Understanding the Heart and Heart Failure
The human heart consists of left and right halves, which behave as two parallel “pumps” with distinct roles in circulation. Both the left and right side of the heart contain two chambers: a smaller atrium, at the top, receives blood into the heart and transfers it to a larger, more muscular ventricle, which is situated at the bottom and pumps blood from the heart into circulation (Marieb 2010).
The right atrium receives low-oxygen blood from vessels throughout the body (systemic circulation), and the right ventricle then pumps it to the lungs to become oxygenated. The left atrium of the heart receives high-oxygen blood from vessels of the lungs (pulmonary circulation), and the left ventricle then pumps it into systemic circulation. Thus, the two sides of the heart work in parallel to collect oxygen-poor blood from peripheral tissues, send it to the lungs for gas exchange (to pick up oxygen and remove carbon dioxide), and redistribute the newly oxygenated blood to tissues and organs to meet metabolic demands (Marieb 2010).
As the heart begins to fail, compensatory mechanisms throughout the body are initiated to ensure that adequate oxygen is delivered to tissues. During compensated heart failure, signals from the brain and kidneys result in fluid retention (to increase blood pressure in an attempt to better distribute oxygenated blood), increased heart rate and contractile force, dilatation (expansion) of the ventricle to hold more blood, and growth of new heart muscle to increase the force of ejection. Increases in blood volume and ventricular filling pressures cause blood to “back up” in systemic or pulmonary circulation and leak fluid into peripheral tissues, causing edema (swelling) in the lungs, abdomen, and extremities. This is termed “congestive” heart failure (Goldman 2013). Since not all patients have fluid accumulation at the time of initial evaluation, the term “heart failure” is preferred over the older term “congestive heart failure” (Hunt 2005; Hunt 2009).

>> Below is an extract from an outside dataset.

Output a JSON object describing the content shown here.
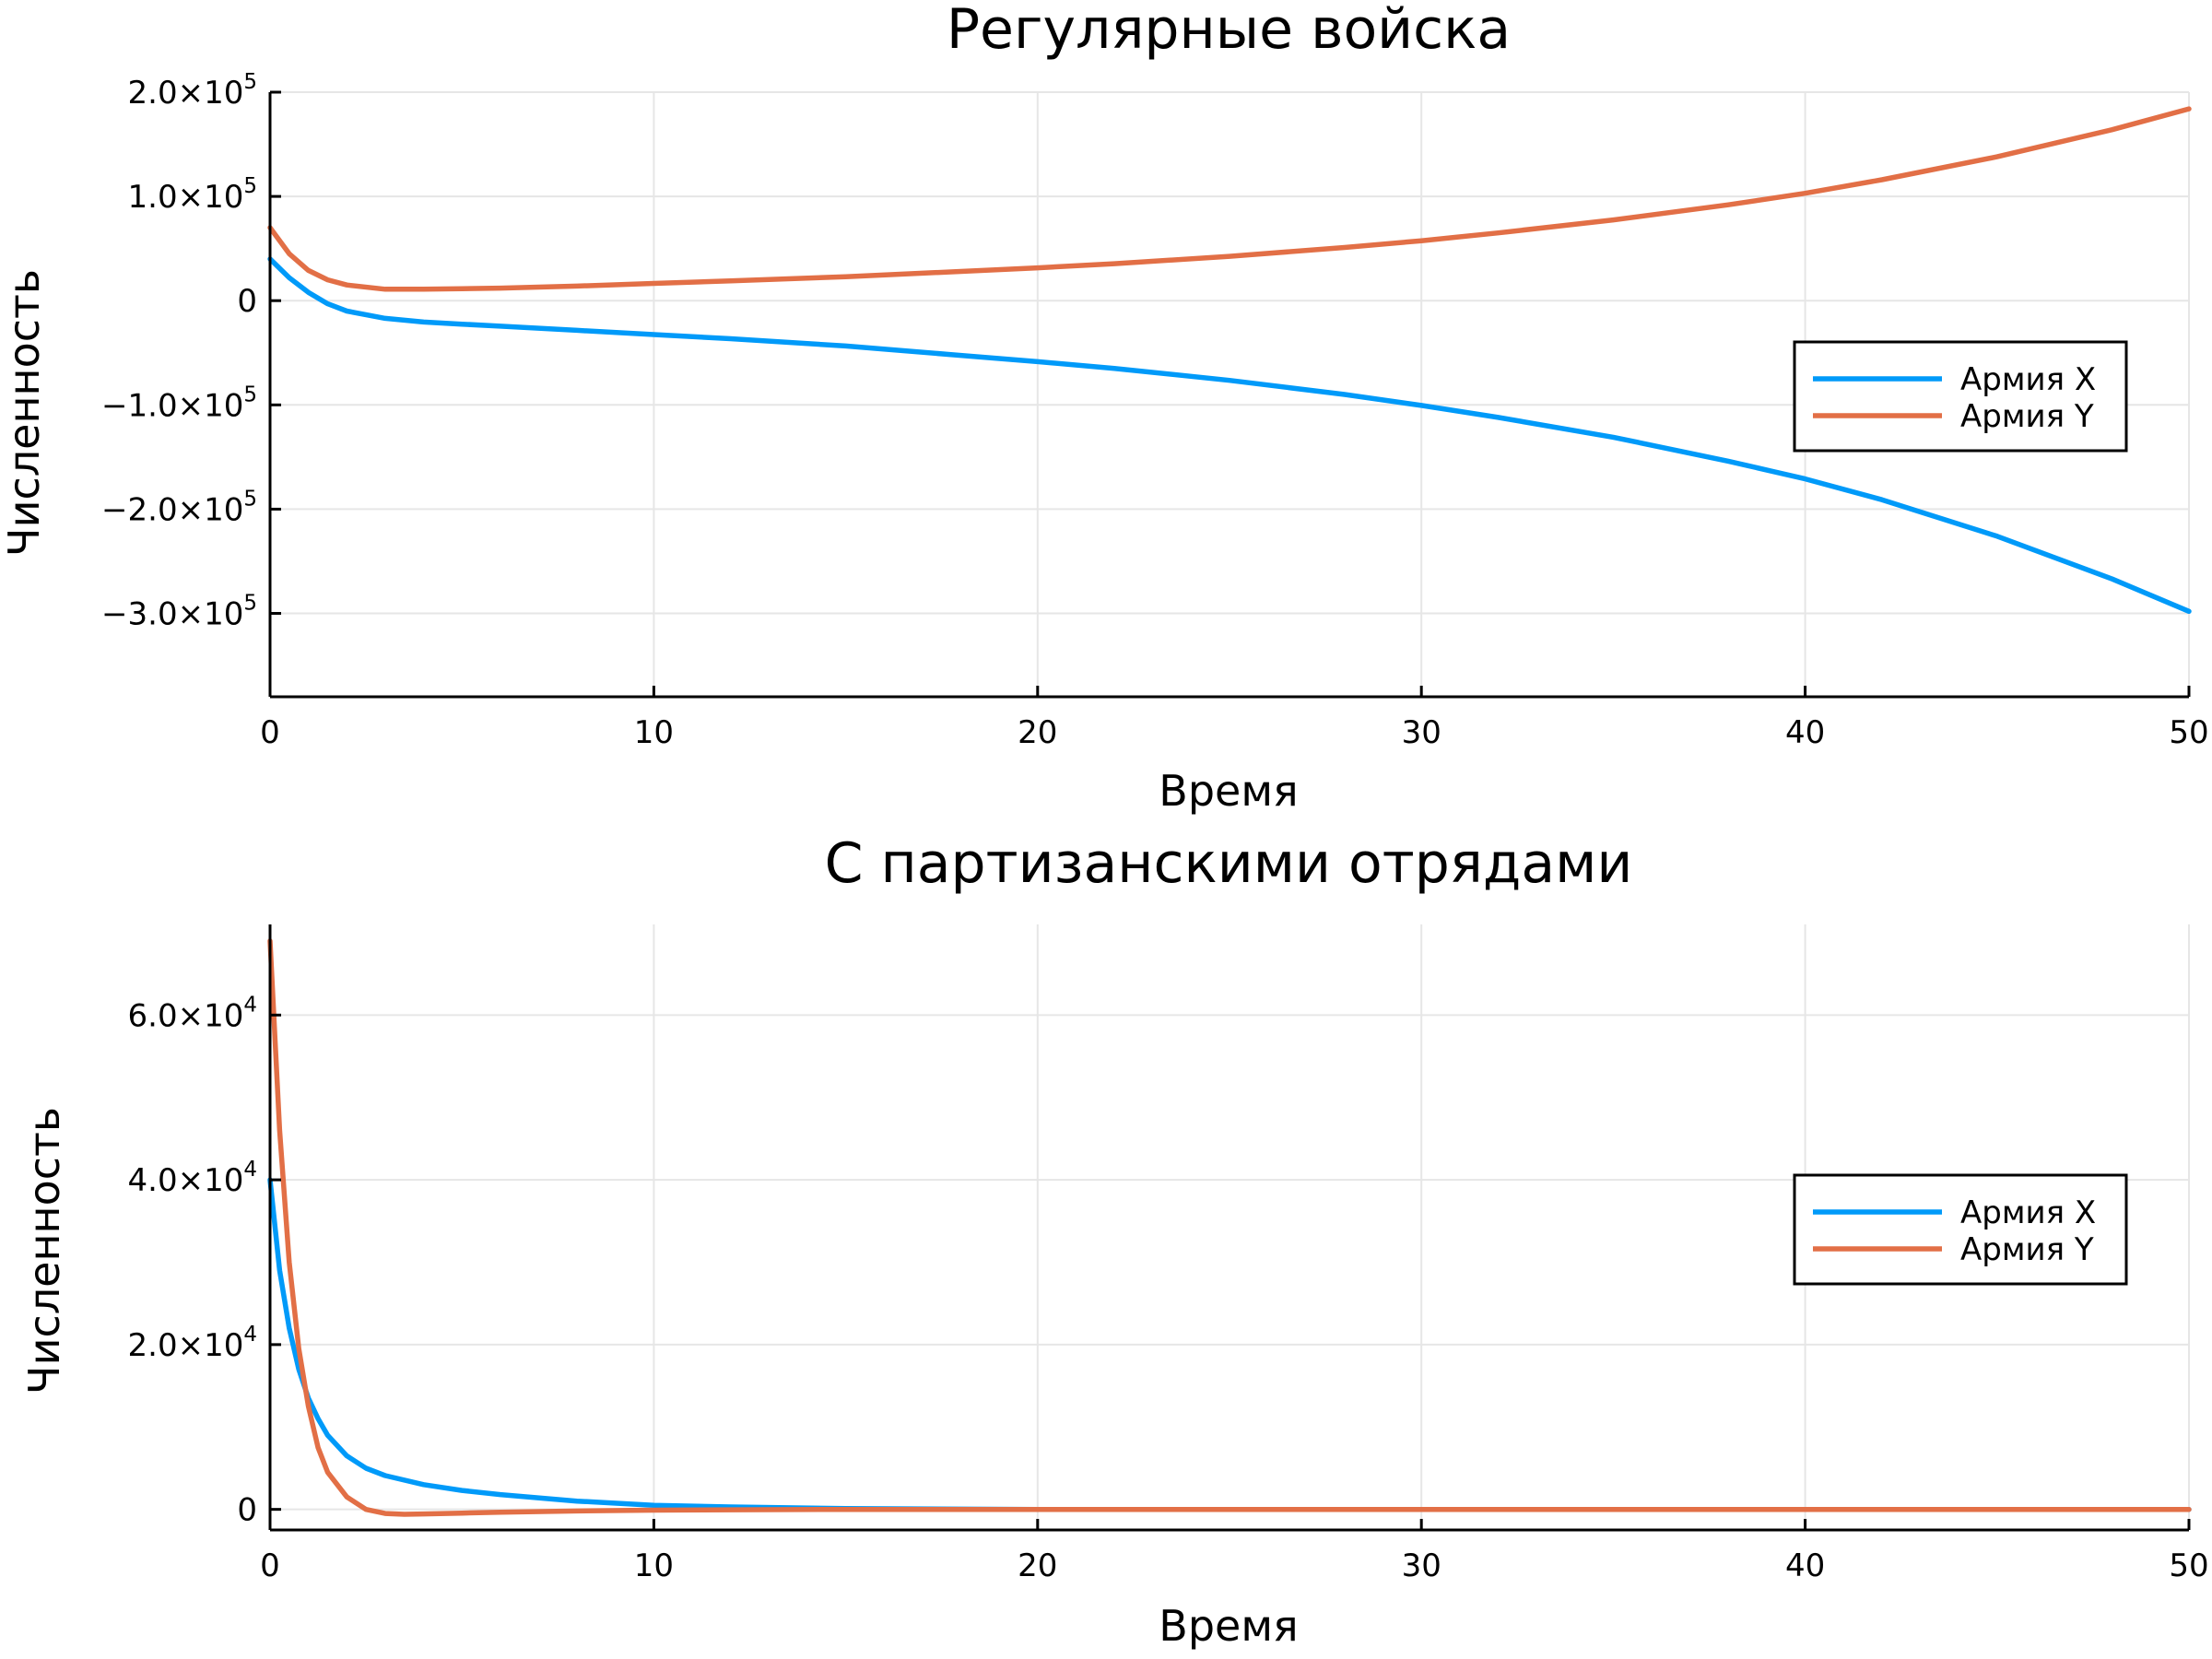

As heart failure progresses, compensatory reactions are increased to keep up with tissue oxygen demands. However, the compensatory mechanisms of the heart are not without their limits; the heart is restricted in how much it can expand to hold more blood or increase its contractile force and rate, and the kidneys can only retain so much water before fluid begins to infiltrate other organs and tissues. Once the limits of compensation are reached, the cardiovascular system is no longer able to satisfy tissue oxygen demands. This is called decompensated heart failure and requires aggressive medical intervention or death will occur (Goldman 2013).